Me by Elton John:
Perhaps he was just in the garden to avoid my mother, in which case I couldn’t really blame him. Even when Dad wasn’t around, Mum had a terrible temper. When I think back to my childhood, I think of Mum’s moods: awful, glowering, miserable silences that descended on the house without warning, during which you walked on eggshells and picked your words very carefully, in case you set her off and got thumped as a result. When she was happy she could be warm and charming and vivacious, but she always seemed to be looking for a reason not to be happy, always seemed to be in search of a fight, always had to have the last word; Uncle Reg famously said she could start an argument in an empty room. I thought for years that I was somehow my fault, that maybe she never really wanted to be a mother: she was only twenty-one when I was born, stuck in a marriage that clearly wasn’t working, forced to live with her mum because money was so tight. But her sister, my auntie Win, told me she was always like that – that when they were kids it was as if a dark cloud used to follow Sheila Harris around, that other children were scared of her and that she seemed to like that.

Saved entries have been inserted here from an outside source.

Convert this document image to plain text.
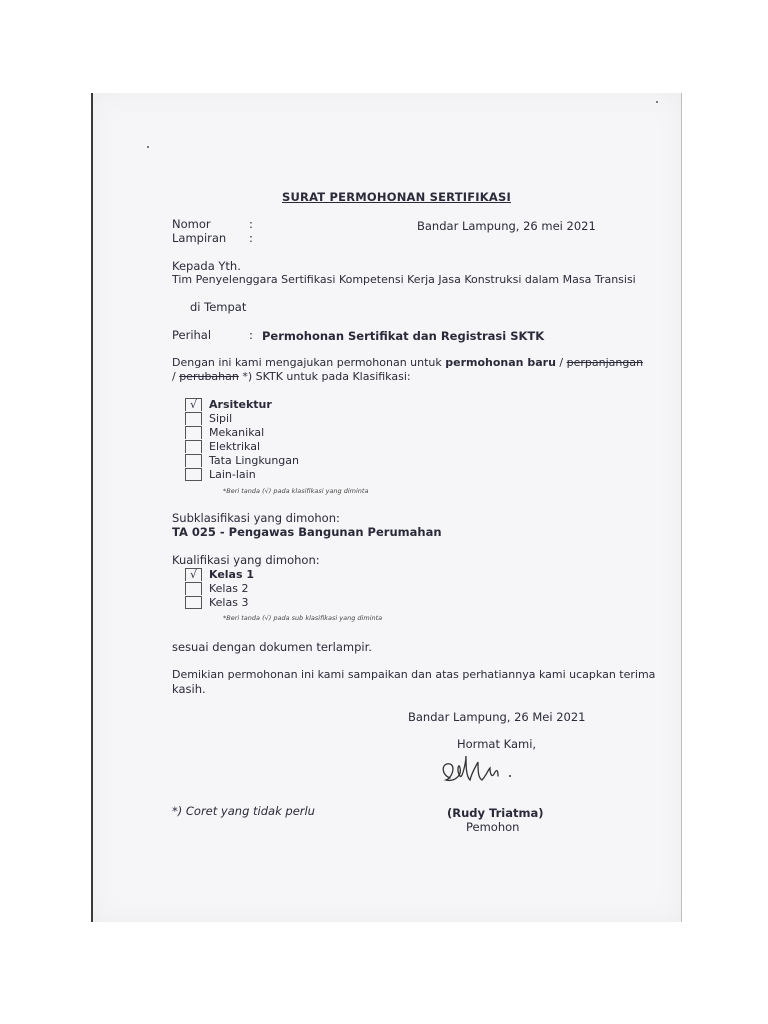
SURAT PERMOHONAN SERTIFIKASI
Nomor	:
Lampiran :
Bandar Lampung, 26 mei 2021
Kepada Yth.
Tim Penyelenggara Sertifikasi Kompetensi Kerja Jasa Konstruksi dalam Masa Transisi
di Tempat
Perihal	: Permohonan Sertifikat dan Registrasi SKTK
Dengan ini kami mengajukan permohonan untuk permohonan baru / perpanjangan
/ perubahan *) SKTK untuk pada Klasifikasi:
√	Arsitektur
Sipil
Mekanikal
Elektrikal
Tata Lingkungan
Lain-lain
*Beri tanda (√) pada klasifikasi yang diminta
Subklasifikasi yang dimohon:
TA 025 - Pengawas Bangunan Perumahan
Kualifikasi yang dimohon:
√	Kelas 1
Kelas 2
Kelas 3
*Beri tanda (√) pada sub klasifikasi yang diminta
sesuai dengan dokumen terlampir.
Demikian permohonan ini kami sampaikan dan atas perhatiannya kami ucapkan terima
kasih.
Bandar Lampung, 26 Mei 2021
Hormat Kami,
*) Coret yang tidak perlu	(Rudy Triatma)
Pemohon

She definitely had some deeply weird ideas about parenting. It was an era when you kept your kids in line by clobbering them, when it was generally held that there was nothing wrong with children that couldn’t be cured by thumping the living daylights out of them. This was a philosophy to which my mother was passionately wedded, which was petrifying and humiliating if it happened in public: there’s nothing like getting a hiding outside Pinner Sainsbury’s, in front of a visibly intrigued crowd of onlookers, for playing havoc with your self-esteem. But some of Mum’s behavior would have been considered disturbing even by the standards of the time. I found our years later that when I was two, she’d toilet-trained me by hitting me with a wire brush until I bled if I didn’t use the potty. My nan had, understandably, gone berserk when she found out what was going on: they didn’t speak for weeks as a result. Nan had gone berserk again when she saw my mother’s remedy for constipation. She laid me on the draining board in the kitchen and stuck carbolic soap up my arse. If she liked to scare people, she must have been overjoyed by me, because I was fucking terrified of her. I loved her – she was my mum – but I spent my childhood in a state of high alert, always trying to ensure that I never did anything that might set her off: if she was happy, I was happy, albeit temporarily.